1 Corintios 8 [Solo hay un Dios. No hacer tropezar a los débiles.]

 

(1)  En cuanto a lo sacrificado a los ídolos,  sabemos que todos tenemos conocimiento.  El conocimiento envanece,  pero el amor edifica.

(2)  Y si alguno se imagina que sabe algo,  aún no sabe nada como debe saberlo.

(3)  Pero si alguno ama a Dios,  es conocido por él.

(4)  Acerca,  pues,  de las viandas que se sacrifican a los ídolos,  sabemos que un ídolo nada es en el mundo,  y que no hay más que un Dios.

(5)  Pues aunque haya algunos que se llamen dioses,  sea en el cielo,  o en la tierra  (como hay muchos dioses y muchos señores),

(6)  para nosotros,  sin embargo,  sólo hay un Dios,  el Padre,  del cual proceden todas las cosas,  y nosotros somos para él;  y un Señor,  Jesucristo,  por medio del cual son todas las cosas,  y nosotros por medio de él.

(7)  Pero no en todos hay este conocimiento;  porque algunos,  habituados hasta aquí a los ídolos,  comen como sacrificado a ídolos,  y su conciencia,  siendo débil,  se contamina.

(8)  Si bien la vianda no nos hace más aceptos ante Dios;  pues ni porque comamos,  seremos más,  ni porque no comamos,  seremos menos.

(9)  Pero mirad que esta libertad vuestra no venga a ser tropezadero para los débiles.

(10)  Porque si alguno te ve a ti,  que tienes conocimiento,  sentado a la mesa en un lugar de ídolos,  la conciencia de aquel que es débil,  ¿no será estimulada a comer de lo sacrificado a los ídolos?

(11)  Y por el conocimiento tuyo,  se perderá el hermano débil por quien Cristo murió.

(12)  De esta manera,  pues,  pecando contra los hermanos e hiriendo su débil conciencia,  contra Cristo pecáis.

(13)  Por lo cual,  si la comida le es a mi hermano ocasión de caer,  no comeré carne jamás,  para no poner tropiezo a mi hermano.

 

Romanos 13 [Estar sujetos a las autoridades. Alejarnos de la glotonería, borrachera, lujuria y otros vicios.]

 

(1)  Sométase toda persona a las autoridades superiores;  porque no hay autoridad sino de parte de Dios,  y las que hay,  por Dios han sido establecidas.

(2)  De modo que quien se opone a la autoridad,  a lo establecido por Dios resiste;  y los que resisten,  acarrean condenación para sí mismos.

(3)  Porque los magistrados no están para infundir temor al que hace el bien,  sino al malo.  ¿Quieres,  pues,  no temer la autoridad?  Haz lo bueno,  y tendrás alabanza de ella;

(4)  porque es servidor de Dios para tu bien.  Pero si haces lo malo,  teme;  porque no en vano lleva la espada,  pues es servidor de Dios,  vengador para castigar al que hace lo malo.

(5)  Por lo cual es necesario estarle sujetos,  no solamente por razón del castigo,  sino también por causa de la conciencia.

(6)  Pues por esto pagáis también los tributos,  porque son servidores de Dios que atienden continuamente a esto mismo.

(7)  Pagad a todos lo que debéis:  al que tributo,  tributo;  al que impuesto,  impuesto;  al que respeto,  respeto;  al que honra,  honra.

(8)  No debáis a nadie nada,  sino el amaros unos a otros;  porque el que ama al prójimo,  ha cumplido la ley.
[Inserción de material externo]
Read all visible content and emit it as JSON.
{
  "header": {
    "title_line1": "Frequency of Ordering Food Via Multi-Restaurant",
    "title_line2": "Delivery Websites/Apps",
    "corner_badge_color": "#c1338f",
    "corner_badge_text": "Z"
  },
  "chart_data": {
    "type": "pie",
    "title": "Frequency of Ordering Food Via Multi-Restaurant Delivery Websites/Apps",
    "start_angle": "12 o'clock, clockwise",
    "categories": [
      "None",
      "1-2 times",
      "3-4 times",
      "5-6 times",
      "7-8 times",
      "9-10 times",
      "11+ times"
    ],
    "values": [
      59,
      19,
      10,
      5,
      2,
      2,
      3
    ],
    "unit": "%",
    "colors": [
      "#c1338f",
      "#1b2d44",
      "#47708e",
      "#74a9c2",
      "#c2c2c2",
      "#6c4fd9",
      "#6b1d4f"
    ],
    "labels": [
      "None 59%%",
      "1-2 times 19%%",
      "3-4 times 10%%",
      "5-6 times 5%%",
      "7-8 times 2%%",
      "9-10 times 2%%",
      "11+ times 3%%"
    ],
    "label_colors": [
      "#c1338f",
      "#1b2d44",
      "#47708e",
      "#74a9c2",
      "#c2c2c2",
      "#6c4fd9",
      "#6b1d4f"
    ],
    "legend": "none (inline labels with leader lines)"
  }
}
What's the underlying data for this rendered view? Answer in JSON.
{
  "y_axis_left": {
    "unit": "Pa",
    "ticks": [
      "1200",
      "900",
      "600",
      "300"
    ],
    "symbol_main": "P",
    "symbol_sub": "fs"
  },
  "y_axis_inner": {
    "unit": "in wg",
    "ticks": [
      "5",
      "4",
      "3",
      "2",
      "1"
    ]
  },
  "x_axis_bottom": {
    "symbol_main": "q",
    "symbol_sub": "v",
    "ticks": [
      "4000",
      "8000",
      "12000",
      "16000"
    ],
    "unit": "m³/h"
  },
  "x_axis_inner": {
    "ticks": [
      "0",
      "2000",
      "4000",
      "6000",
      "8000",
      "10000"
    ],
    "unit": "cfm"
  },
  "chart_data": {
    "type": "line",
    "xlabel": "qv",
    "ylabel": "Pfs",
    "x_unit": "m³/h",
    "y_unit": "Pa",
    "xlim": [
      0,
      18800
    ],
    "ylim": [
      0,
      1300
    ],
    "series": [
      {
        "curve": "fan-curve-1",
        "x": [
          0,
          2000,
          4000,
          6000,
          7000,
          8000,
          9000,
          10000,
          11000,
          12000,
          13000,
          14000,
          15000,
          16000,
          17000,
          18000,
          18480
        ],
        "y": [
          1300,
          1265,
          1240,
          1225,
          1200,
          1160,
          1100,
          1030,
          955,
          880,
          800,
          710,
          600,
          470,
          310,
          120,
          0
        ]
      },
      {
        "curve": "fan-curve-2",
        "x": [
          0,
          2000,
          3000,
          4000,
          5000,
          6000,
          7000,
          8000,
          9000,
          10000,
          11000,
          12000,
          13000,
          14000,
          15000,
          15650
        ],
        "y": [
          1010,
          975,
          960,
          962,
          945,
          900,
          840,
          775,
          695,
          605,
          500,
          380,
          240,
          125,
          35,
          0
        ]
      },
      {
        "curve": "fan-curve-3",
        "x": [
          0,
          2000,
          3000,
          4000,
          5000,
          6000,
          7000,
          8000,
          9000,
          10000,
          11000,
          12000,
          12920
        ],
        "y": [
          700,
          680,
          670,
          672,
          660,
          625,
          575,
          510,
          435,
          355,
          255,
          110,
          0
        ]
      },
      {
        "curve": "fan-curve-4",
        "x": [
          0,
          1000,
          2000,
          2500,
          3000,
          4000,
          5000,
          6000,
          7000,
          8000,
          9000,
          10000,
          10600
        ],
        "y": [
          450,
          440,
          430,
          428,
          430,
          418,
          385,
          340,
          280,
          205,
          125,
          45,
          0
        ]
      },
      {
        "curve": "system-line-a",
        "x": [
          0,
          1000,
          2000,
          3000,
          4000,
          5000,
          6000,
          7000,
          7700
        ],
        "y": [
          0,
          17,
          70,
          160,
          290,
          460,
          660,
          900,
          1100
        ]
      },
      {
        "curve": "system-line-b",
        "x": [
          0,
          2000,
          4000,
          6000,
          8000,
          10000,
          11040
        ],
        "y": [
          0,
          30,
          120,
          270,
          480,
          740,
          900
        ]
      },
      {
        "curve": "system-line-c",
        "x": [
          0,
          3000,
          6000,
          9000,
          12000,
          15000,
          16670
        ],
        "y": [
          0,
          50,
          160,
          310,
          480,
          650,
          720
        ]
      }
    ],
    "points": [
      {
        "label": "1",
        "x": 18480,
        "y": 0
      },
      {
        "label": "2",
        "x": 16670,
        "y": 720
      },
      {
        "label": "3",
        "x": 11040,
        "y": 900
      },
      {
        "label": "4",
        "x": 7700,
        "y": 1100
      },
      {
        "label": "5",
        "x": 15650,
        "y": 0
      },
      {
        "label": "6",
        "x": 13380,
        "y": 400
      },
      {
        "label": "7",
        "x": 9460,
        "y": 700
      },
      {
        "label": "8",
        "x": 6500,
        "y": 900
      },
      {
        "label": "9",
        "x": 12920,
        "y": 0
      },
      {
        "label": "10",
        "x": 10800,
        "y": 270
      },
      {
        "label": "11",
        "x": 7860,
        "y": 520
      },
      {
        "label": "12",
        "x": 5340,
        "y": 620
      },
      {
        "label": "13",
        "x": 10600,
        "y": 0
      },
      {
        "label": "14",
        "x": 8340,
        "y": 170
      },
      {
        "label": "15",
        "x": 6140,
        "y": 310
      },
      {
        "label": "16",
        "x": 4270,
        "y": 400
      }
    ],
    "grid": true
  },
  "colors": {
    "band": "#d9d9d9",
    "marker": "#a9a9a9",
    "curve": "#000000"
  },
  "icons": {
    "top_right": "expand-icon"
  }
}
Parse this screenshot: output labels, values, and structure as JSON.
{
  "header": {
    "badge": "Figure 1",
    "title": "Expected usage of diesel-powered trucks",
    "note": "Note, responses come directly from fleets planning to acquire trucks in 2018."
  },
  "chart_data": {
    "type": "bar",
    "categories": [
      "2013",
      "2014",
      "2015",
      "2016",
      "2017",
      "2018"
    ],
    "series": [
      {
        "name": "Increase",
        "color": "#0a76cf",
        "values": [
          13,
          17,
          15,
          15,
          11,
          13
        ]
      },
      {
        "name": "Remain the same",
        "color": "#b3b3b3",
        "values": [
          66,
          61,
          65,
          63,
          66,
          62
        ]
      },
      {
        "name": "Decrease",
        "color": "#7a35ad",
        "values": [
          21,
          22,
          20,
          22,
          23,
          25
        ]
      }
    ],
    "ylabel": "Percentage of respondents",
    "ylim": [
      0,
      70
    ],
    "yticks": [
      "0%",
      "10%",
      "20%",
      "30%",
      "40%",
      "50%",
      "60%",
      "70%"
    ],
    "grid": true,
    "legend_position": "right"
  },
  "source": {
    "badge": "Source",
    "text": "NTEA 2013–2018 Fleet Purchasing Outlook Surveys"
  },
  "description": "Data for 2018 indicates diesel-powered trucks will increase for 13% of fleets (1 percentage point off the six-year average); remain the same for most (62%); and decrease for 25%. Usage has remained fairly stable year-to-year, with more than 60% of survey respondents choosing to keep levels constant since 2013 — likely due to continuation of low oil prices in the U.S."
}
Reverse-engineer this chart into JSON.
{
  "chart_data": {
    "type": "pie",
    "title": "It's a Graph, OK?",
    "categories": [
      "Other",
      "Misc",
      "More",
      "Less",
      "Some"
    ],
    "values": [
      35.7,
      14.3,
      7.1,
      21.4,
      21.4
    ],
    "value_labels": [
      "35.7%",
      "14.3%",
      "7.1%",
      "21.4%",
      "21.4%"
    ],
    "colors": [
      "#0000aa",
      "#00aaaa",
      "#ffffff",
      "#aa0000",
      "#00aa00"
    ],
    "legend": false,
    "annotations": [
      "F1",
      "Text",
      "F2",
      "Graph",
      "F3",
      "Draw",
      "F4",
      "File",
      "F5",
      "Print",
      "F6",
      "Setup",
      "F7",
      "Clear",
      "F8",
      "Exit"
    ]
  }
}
(9)  Porque:  No adulterarás,  no matarás,  no hurtarás,  no dirás falso testimonio,  no codiciarás,  y cualquier otro mandamiento,  en esta sentencia se resume:  Amarás a tu prójimo como a ti mismo.

(10)  El amor no hace mal al prójimo;  así que el cumplimiento de la ley es el amor.

(11)  Y esto,  conociendo el tiempo,  que es ya hora de levantarnos del sueño;  porque ahora está más cerca de nosotros nuestra salvación que cuando creímos.

(12)  La noche está avanzada,  y se acerca el día.  Desechemos,  pues,  las obras de las tinieblas,  y vistámonos las armas de la luz.

(13)  Andemos como de día,  honestamente;  no en glotonerías y borracheras,  no en lujurias y lascivias,  no en contiendas y envidia,

(14)  sino vestíos del Señor Jesucristo,  y no proveáis para los deseos de la carne.